O ruído metálico continuava. No chão havia pequenas pegadas entre duas linhas ininterruptas que seguiam corredor adiante como se fossem os trilhos de um trem. Corri naquela direção e o ruído aumentou. Fiz a curva para a direita quando o corredor terminou e, finalmente, descobri de onde provinha aquele som: a menina de cabelos raspados empurrava vagarosamente uma cadeira de rodas em direção ao nada.

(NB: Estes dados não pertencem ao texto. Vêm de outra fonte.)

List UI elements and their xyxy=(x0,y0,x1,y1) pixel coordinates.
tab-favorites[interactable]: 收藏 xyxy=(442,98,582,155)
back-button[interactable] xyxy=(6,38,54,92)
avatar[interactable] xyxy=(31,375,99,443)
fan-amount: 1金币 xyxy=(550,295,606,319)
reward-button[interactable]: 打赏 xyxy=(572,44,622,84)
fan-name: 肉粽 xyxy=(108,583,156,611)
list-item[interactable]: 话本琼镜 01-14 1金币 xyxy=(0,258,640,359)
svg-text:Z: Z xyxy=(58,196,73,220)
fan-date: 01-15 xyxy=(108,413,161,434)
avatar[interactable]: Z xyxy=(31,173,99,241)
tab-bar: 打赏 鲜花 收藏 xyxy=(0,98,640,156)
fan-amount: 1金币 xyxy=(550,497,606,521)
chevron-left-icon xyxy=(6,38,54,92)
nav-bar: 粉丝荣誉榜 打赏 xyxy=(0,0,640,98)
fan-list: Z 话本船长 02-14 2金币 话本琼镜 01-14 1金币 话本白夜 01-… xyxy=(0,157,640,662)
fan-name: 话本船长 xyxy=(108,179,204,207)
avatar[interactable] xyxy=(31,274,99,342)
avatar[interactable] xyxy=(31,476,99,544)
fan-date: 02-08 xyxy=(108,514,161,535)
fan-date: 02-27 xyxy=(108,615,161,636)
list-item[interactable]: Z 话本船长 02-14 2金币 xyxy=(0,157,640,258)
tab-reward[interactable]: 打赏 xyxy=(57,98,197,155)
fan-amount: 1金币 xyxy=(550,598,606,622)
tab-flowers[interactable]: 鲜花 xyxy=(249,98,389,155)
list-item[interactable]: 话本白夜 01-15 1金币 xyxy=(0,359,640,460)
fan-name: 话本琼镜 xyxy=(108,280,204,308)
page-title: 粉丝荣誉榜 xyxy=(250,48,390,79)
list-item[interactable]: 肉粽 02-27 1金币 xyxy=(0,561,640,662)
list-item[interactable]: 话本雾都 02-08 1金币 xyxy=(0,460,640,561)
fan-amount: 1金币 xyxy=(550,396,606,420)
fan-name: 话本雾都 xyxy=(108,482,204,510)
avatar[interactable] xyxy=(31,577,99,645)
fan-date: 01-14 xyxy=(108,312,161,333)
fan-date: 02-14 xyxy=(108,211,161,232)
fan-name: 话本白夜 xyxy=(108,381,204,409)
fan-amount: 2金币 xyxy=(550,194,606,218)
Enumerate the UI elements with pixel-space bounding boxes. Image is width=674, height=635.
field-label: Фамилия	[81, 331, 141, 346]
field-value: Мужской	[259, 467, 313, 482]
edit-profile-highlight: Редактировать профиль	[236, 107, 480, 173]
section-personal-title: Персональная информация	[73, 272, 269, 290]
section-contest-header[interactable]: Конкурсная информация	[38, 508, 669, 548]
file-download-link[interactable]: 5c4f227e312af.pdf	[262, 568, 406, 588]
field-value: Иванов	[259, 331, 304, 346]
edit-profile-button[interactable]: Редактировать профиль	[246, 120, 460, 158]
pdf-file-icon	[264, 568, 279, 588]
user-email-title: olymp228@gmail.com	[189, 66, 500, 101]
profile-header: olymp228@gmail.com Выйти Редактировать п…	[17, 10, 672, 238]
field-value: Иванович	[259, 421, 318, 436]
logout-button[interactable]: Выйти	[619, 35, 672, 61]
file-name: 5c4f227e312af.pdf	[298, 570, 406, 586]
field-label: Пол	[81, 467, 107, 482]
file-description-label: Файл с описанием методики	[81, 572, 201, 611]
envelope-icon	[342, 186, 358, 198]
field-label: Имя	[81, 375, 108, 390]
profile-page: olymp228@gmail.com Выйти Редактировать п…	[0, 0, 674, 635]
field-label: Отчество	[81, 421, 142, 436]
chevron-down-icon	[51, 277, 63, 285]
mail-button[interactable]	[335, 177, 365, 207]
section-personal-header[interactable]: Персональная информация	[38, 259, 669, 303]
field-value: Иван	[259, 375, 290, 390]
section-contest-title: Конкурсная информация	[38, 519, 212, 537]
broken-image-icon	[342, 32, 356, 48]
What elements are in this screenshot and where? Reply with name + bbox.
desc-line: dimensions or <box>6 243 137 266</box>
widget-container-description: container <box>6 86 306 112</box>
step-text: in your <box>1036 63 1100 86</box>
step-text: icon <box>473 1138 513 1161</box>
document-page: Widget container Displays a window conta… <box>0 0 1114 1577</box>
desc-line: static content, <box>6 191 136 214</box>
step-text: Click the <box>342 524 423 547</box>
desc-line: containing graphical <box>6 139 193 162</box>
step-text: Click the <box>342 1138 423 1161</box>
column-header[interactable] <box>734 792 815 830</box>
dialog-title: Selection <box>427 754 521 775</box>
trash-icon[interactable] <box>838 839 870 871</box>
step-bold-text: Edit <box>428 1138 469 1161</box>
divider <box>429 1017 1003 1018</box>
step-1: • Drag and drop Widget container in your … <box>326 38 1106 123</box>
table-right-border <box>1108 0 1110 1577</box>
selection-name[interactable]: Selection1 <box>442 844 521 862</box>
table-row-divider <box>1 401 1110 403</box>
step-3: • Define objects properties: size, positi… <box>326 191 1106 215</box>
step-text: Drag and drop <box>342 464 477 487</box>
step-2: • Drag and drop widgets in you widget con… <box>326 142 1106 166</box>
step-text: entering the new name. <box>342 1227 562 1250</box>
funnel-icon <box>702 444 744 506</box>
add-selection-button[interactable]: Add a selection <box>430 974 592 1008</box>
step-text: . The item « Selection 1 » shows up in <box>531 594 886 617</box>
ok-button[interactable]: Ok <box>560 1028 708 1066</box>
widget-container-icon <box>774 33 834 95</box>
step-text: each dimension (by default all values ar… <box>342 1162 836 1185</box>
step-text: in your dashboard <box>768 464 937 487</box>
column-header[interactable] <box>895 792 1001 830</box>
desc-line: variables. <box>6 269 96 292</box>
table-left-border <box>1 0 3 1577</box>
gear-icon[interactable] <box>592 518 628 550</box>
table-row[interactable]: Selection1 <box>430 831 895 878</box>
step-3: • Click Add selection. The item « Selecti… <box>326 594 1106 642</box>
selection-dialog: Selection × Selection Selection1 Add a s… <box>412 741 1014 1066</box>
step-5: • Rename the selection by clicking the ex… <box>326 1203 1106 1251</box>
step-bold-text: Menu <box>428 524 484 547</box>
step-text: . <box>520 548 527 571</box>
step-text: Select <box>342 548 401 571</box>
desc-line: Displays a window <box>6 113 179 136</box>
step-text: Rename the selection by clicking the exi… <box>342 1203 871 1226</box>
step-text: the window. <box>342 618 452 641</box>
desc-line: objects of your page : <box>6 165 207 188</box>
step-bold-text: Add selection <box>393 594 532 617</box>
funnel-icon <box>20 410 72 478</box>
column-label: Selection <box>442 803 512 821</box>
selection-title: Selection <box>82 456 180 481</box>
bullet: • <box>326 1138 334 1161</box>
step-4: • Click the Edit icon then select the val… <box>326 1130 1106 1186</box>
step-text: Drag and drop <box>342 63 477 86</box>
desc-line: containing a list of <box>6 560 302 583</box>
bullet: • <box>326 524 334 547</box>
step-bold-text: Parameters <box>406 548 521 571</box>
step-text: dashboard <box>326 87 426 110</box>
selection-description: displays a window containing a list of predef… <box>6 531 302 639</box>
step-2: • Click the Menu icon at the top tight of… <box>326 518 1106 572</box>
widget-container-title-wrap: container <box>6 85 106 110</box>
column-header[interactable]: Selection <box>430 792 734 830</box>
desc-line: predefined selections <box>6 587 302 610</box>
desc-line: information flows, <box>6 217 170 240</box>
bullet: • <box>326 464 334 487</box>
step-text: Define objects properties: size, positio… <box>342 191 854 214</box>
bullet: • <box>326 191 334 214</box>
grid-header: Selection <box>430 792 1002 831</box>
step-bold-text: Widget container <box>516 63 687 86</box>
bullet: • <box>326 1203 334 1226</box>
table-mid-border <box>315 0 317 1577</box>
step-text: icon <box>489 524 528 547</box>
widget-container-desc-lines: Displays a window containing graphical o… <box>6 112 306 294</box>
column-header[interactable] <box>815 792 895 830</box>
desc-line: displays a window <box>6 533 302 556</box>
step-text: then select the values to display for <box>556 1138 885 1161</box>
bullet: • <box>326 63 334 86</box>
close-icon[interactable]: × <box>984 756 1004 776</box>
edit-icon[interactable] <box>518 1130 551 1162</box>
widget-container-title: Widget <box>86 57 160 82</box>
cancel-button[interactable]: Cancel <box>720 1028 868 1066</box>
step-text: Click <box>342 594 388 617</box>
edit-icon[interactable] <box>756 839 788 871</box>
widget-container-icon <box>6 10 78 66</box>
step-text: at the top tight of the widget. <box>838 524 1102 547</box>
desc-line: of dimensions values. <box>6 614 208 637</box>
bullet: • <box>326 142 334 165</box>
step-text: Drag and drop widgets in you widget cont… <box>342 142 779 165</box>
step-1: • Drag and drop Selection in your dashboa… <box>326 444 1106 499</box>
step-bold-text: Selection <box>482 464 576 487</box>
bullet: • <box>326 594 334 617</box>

— Ei, menina! — gritei. — Pare aí!
Ela parou. Permaneceu imóvel enquanto eu avançava pela suas costas, como que tivesse levado um choque. Após alguns passos dei a volta por ela e deparei-me com algo que eu nunca esperava ver: minha falecida esposa era quem estava sentada na cadeira de rodas. Tinha os olhos avermelhados, cercados por olheiras roxas. Os cabelos escuros com fios grisalhos cobrindo parte da testa pálida decorada por algumas novas rugas. Exatamente a mesma expressão emanando fraqueza que possuía em seus últimos dias de vida.
Caí de joelhos. Tentei dizer qualquer coisa, mas minha voz morreu na garganta.
— Está tudo bem — disse sorridente a garotinha.
— Fa... fale comigo — pedi à minha mulher, ignorando a menina.
— Ela não pode. Disse que ainda não é o momento.
Fiz uma cara de quem não estava entendo nada e a criança entendeu.
— Venha comigo.
A segui. Ela empurrando a cadeira de rodas com minha mulher inerte sobre ela, sem piscar ou mudar de expressão. Descemos ao segundo andar do hospital, onde parecia estar tudo na mais perfeita ordem, com médicos e pacientes para todos os lados. Ninguém parecia nos notar, mas quando alguma pessoa passava por onde nós andávamos, desviava seu trajeto, evitando esbarrar em nós como se nos pressentisse. A cadeira de rodas com uma engrenagem rangendo constantemente.
— Ali, veja — apontou a menina.
Eu vi. Em um quarto particular, ligado a vários aparelhos, meu corpo jazia em estado de coma.
— É hora de voltar — ela disse, e eu desmaiei.

——————— // ———————

Despertei sem dor alguma, apenas sentindo a boca seca. Olhei para o lado e vi Silvério — um negro alto com um sorriso largo sublinhando o volumoso bigode —, meu velho amigo de infância.
— Até que enfim acordou, parceiro.
— Por favor, me diga que tem um cigarro.